The RGK family of GTP-binding proteins: regulators of voltage-dependent calcium channels and cytoskeleton remodeling

Abstract

RGK proteins constitute a novel subfamily of small Ras-related proteins that function as potent inhibitors of voltage-dependent (VDCC) Ca(2+) channels and regulators of actin cytoskeletal dynamics. Within the larger Ras superfamily, RGK proteins have distinct regulatory and structural characteristics, including nonconservative amino acid substitutions within regions known to participate in nucleotide binding and hydrolysis and a C-terminal extension that contains conserved regulatory sites which control both subcellular localization and function. RGK GTPases interact with the VDCC beta-subunit (Ca(V)beta) and inhibit Rho/Rho kinase signaling to regulate VDCC activity and the cytoskeleton respectively. Binding of both calmodulin and 14-3-3 to RGK proteins, and regulation by phosphorylation controls cellular trafficking and the downstream signaling of RGK proteins, suggesting that a complex interplay between interacting protein factors and trafficking contribute to their regulation.

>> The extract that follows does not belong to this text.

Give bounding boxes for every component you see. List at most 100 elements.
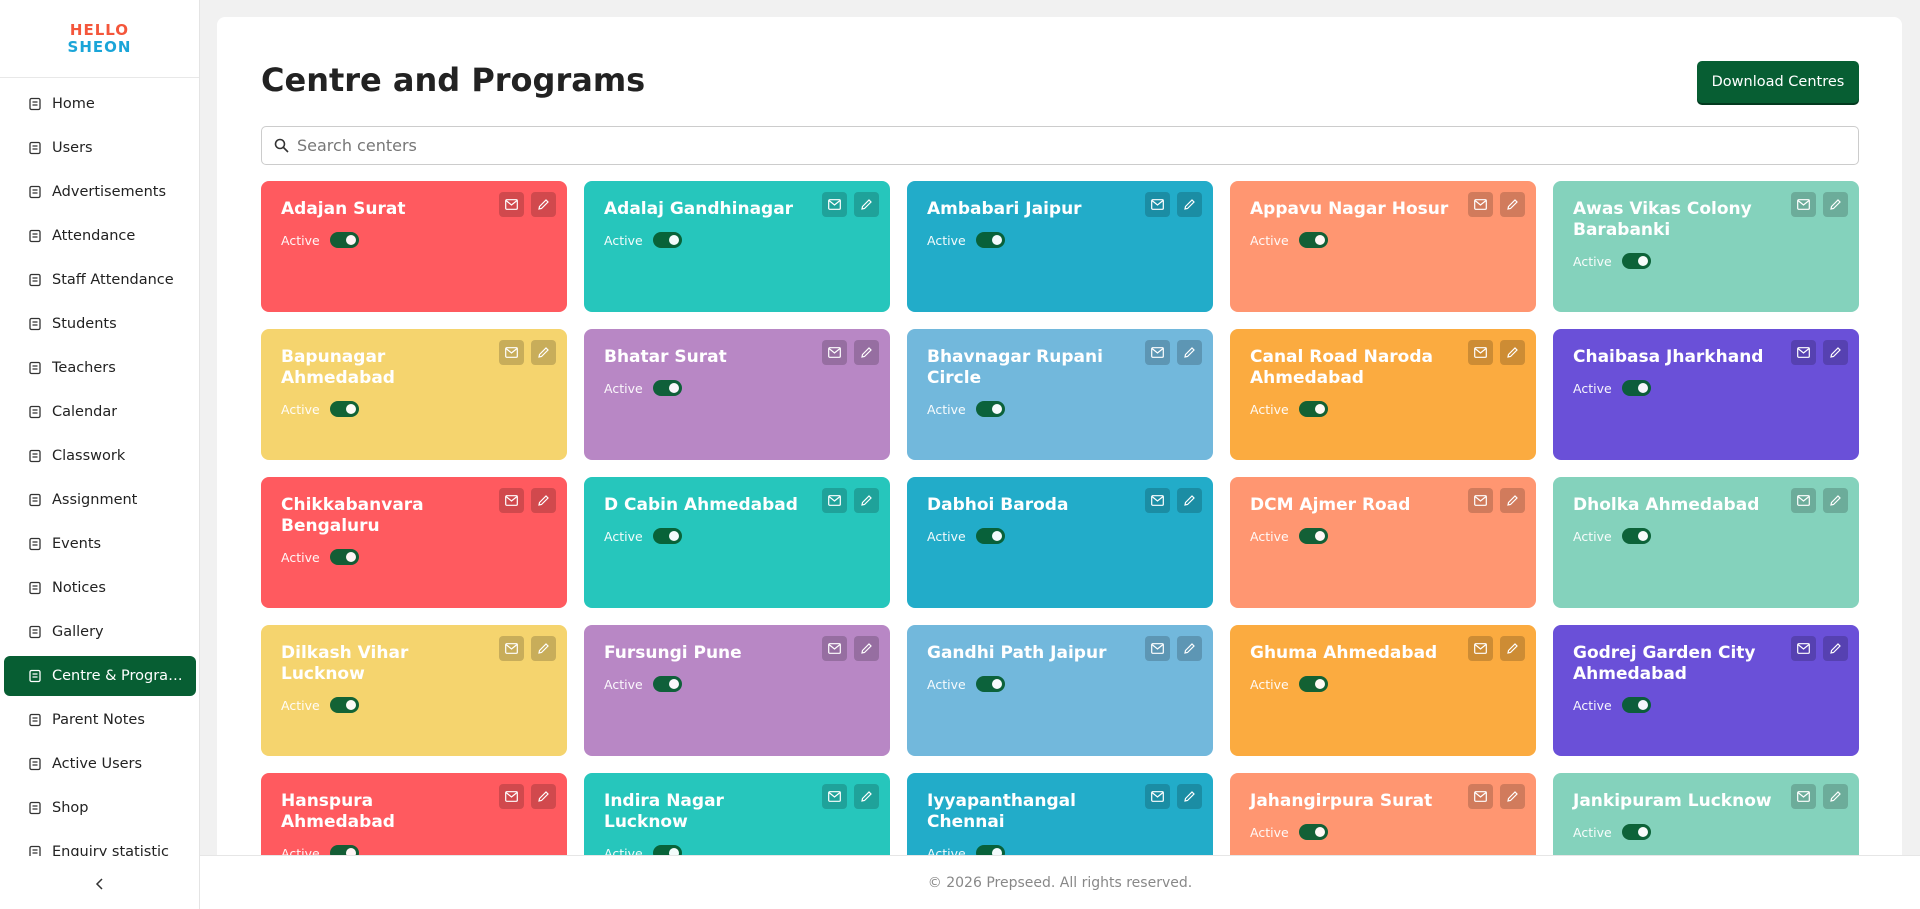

Figure 1. RGK proteins interact with a variety of factors to regulate their localization and functions

Human RGK proteins were aligned using ClustalW and columns are scored as “*” (residues identical among aligned sequences), “:” (conserved substitutions among aligned sequences), or “.” (semi-conserved substitutions among aligned sequences). The positions of Ca_Vβ accessory channel subunits (through the GTPase core), calmodulin (CaM), and PIP lipid binding are indicated. Residues highlighted in green are known to reduce or eliminate CaM binding, while those highlighted in teal (basic residues) and orange (hydrophobic residues) are proposed to be involved in PIP lipid binding. Residues highlighted in red are phosphorylation sites that have been directly confirmed through experimentation with the exception of S18/S290 in mouse Rem (and corresponding residues in other RGK proteins) that are thought to be phosphorylated based on their roles in 14-3-3 association.

Figure 2. Proposed mechanisms for Gem/Rad mediated cytoskeleton reorganization

Gem/Rad has been proposed to antagonize Rho GTPase signaling at two levels. First, Gem has been shown to interact with ROKβ, which inhibits (grey arrows) the phosphorylation of myosin light chain (MLC) and myosin binding subunit (MBS) of the myosin phosphatases, but not (black arrow) LIM kinase. Rad interacts with ROKα and induces similar cellular effects, likely through a similar mechanism. Moreover, GTP-bound Gem has also been shown to interact with Ezrin at the plasma membrane-cytoskeleton interface and recruit the Gmip RhoGAP to down-regulate RhoA signaling.

Figure 3. Potential mechanisms used by RGK proteins inhibit the function of voltage-dependent Ca²⁺ channels

A) Chronic regulation of VDCC function by altered trafficking. Left, newly-synthesized Ca_Vαsubunits are retained in the endoplasmic reticulum (ER) until association with a Ca_Vβ subunit promotes trafficking to the plasma membrane. Center, Ca_Vβ subunits have been found to simultaneously associate with both Ca_Vαand RGK proteins. This scaffolded complex may serve to inhibit channel trafficking. Right, RGK proteins have also been demonstrated to bind and sequester Ca_Vβ subunits. In this model, the RGK/Ca_Vβ complex never associates with newly-synthesized Ca_Vα subunits which remain trapped in the ER. B) Acute regulation of VDCC at the plasma membrane by RGK proteins. Acute regulation is proposed to involve two independent molecular events, association of RGK proteins with Ca_Vβ/Ca_Vα, and membrane anchoring of the conserved RGK C-terminus. Membrane association of the C-terminus involves the interaction of the positively charged RGK polybasic region with negatively charged inositol 1,4,5-bisphosphate and –trisphosphate lipids (PIP lipids).